Es mi tercer cadáver. No hay luz en todo el edificio. He palpado las paredes del vestíbulo hasta llegar a las escaleras, seis pisos arriba con sombríos descansillos que destilan escarcha. El frío se hunde en mis huesos, no llevo suficiente abrigo.
La puerta está abierta. Al entrar en el salón me miran dos ojos ensangrentados y saltones, una cabeza deformada a machetazos. Un crimen inmisericorde para el único habitante de la finca.
Desde que me enfrenté a mi primer caso de asesinato, no he vuelto a dormir igual. Sueño con un verdugo disfrazado de buenas intenciones y con individuos que caen como guiñapos ajenos a su alevosa y retorcida muerte. Todo ocurre en el mismo barrio, en edificios casi deshabitados y casas con más de cincuenta años. Muebles oscuros y suelos desgastados al compás de sus ocupantes.
Huelo mucho a sangre, a venganza, a soledad y a tristeza. La sangre es color cereza. La siento caliente, densa y húmeda. Se extiende como si la muerte no hubiese llegado a ella. Un cuerpo inerte, una sangre viva. Se desliza buscando un cauce, se empuja a sí misma y consigue multiplicarse hasta hacer un dibujo en el suelo. Minutos después, su ritmo de crecida mengua, se detiene. Este fluido grana, acuoso y espeso comienza enfriarse hasta fenecer.
Me han dejado solo y encerrado dentro del piso. Revisaba la habitación del fondo del pasillo y observaba una foto de familia que he guardado en un bolsillo. Los compañeros se han marchado sin avisar. No les he oído salir. Alcanzo la puerta pero ya es tarde. Se han olvidado de mí. También se han olvidado del difunto que yace en el suelo con tez verdosa, orejas y nariz moradas.
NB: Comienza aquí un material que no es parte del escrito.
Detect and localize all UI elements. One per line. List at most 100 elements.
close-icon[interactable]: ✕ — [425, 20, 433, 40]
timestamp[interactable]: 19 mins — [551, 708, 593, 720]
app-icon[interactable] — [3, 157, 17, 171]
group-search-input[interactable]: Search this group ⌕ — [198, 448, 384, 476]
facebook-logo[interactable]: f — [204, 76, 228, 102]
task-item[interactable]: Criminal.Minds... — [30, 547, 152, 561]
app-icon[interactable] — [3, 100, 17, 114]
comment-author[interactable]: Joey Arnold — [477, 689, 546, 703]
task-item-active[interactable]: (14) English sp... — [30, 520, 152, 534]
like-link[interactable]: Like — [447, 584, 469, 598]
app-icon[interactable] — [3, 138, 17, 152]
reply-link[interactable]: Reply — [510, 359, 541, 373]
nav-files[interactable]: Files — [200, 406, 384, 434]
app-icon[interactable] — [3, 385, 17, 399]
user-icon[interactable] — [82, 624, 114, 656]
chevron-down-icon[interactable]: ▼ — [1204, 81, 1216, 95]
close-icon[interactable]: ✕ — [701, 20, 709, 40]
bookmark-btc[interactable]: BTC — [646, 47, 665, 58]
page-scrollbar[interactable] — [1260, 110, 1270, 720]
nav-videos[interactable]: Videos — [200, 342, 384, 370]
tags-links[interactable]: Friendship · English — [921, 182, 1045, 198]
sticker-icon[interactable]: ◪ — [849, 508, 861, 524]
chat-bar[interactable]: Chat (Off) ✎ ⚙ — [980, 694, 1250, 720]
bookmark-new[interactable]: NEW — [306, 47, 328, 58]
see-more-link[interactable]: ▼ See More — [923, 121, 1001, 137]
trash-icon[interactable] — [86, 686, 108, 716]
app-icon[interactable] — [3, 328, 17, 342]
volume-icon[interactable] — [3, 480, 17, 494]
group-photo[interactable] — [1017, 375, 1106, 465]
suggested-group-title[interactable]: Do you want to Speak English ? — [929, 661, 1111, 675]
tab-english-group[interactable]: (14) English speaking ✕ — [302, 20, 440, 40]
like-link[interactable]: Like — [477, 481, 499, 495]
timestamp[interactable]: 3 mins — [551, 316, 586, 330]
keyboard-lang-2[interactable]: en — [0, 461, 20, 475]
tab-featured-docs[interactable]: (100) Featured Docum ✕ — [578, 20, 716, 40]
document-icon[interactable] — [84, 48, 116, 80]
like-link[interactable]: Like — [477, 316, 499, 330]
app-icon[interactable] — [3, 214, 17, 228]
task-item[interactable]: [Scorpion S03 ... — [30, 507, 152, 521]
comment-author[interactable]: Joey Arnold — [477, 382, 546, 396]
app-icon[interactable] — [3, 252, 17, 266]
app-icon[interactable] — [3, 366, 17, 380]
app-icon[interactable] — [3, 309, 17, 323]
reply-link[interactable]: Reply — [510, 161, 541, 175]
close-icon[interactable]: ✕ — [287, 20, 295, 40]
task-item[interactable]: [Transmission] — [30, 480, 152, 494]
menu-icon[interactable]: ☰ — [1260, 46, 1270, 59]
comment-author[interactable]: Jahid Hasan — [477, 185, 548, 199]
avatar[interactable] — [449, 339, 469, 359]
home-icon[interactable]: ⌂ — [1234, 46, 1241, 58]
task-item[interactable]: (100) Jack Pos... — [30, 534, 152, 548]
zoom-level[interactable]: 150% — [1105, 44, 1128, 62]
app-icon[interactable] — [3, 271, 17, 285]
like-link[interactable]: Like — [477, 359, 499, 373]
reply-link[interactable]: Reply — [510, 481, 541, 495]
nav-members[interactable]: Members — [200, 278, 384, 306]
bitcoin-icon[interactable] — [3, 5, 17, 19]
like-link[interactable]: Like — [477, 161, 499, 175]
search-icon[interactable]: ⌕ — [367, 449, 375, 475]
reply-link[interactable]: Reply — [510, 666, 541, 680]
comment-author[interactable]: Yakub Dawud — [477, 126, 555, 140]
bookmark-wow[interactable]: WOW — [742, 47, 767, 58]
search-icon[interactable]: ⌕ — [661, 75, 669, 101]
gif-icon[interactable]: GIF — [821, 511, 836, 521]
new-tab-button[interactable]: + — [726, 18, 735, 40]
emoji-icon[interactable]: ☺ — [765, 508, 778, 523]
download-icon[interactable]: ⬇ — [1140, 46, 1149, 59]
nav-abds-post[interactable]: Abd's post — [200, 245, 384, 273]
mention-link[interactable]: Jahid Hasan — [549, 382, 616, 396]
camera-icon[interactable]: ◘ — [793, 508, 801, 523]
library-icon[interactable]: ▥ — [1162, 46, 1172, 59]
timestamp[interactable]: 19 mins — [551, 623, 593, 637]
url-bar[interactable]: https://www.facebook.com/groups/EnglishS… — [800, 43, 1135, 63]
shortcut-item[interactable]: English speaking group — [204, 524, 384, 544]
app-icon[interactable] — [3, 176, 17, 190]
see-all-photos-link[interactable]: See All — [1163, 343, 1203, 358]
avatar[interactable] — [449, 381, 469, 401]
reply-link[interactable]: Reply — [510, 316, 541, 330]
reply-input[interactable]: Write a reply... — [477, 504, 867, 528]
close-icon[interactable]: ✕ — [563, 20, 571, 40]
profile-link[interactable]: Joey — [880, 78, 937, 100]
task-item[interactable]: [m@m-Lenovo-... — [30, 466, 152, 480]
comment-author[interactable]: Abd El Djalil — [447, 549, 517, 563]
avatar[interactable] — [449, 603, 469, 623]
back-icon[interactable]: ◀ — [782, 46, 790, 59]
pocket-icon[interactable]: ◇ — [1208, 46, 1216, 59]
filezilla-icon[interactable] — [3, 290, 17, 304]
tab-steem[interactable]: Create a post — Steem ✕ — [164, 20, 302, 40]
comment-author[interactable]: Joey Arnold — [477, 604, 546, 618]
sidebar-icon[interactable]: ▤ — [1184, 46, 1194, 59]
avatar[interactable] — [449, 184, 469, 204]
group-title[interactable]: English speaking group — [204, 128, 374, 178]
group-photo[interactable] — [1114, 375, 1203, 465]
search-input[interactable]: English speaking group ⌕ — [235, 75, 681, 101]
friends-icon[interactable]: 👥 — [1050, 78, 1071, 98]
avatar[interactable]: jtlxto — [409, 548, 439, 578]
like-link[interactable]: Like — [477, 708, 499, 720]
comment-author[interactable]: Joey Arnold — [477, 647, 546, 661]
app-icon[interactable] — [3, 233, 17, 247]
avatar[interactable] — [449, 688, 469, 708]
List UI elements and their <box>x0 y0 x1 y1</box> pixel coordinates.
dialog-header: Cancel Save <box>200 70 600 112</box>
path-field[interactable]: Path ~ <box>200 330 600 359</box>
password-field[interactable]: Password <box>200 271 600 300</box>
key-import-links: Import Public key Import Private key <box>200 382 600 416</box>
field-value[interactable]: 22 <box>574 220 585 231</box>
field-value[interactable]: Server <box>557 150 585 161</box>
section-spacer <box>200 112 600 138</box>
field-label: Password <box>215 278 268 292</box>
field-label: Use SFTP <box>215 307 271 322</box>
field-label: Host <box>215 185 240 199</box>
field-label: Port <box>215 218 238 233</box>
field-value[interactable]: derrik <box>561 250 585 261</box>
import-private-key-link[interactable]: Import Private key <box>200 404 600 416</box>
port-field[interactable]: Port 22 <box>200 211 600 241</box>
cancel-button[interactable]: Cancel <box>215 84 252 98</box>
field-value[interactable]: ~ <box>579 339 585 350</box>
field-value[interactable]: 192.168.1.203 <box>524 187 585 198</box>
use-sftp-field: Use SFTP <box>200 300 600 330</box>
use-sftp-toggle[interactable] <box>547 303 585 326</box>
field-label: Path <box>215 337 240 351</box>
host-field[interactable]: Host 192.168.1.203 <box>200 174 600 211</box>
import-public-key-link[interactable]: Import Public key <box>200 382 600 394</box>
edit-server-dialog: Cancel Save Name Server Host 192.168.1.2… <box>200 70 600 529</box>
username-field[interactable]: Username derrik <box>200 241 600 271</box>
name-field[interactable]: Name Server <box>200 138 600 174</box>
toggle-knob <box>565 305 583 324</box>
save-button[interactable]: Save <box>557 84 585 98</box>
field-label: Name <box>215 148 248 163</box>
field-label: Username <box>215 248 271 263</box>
Llega la noche y me incomoda este silencio de muerte. No encuentro mi teléfono. Mi respiración se hace más profunda y acelerada, el aire que llega a mis pulmones se apelmaza. Me asomo por la ventana y grito pero el viento de las alturas acalla mi voz. Casi no veo a gente por la calle, algún que otro coche y las luces de los semáforos. Se me seca la garganta, me pica la cabeza, aprieto los dientes y me sudan las manos. Me quedo inmóvil detrás de una tupida cortina con los hombros encogidos y las piernas engarrotadas. El pegajoso olor a sangre me revuelve el estómago y comienzo a tener arcadas.
Minutos después oigo una llave girar en la cerradura. Casi no respiro. Distingo la ráfaga de una linterna que serpentea por toda la habitación. Se acerca, un paso tras otro retumba en mis oídos. Estoy a oscuras, en mitad de la negrura. Tengo menos pulsaciones que el finado. El miedo me aturde y aguanto la respiración como si vagase por un océano infinito. Algo me roza. Cierro los ojos, siento mi cuerpo flotar hasta desvanecer. Caigo. Expiro.
Mañana, tal vez, seré el primer cadáver de otro novato que ocupará mi lugar en comisaría.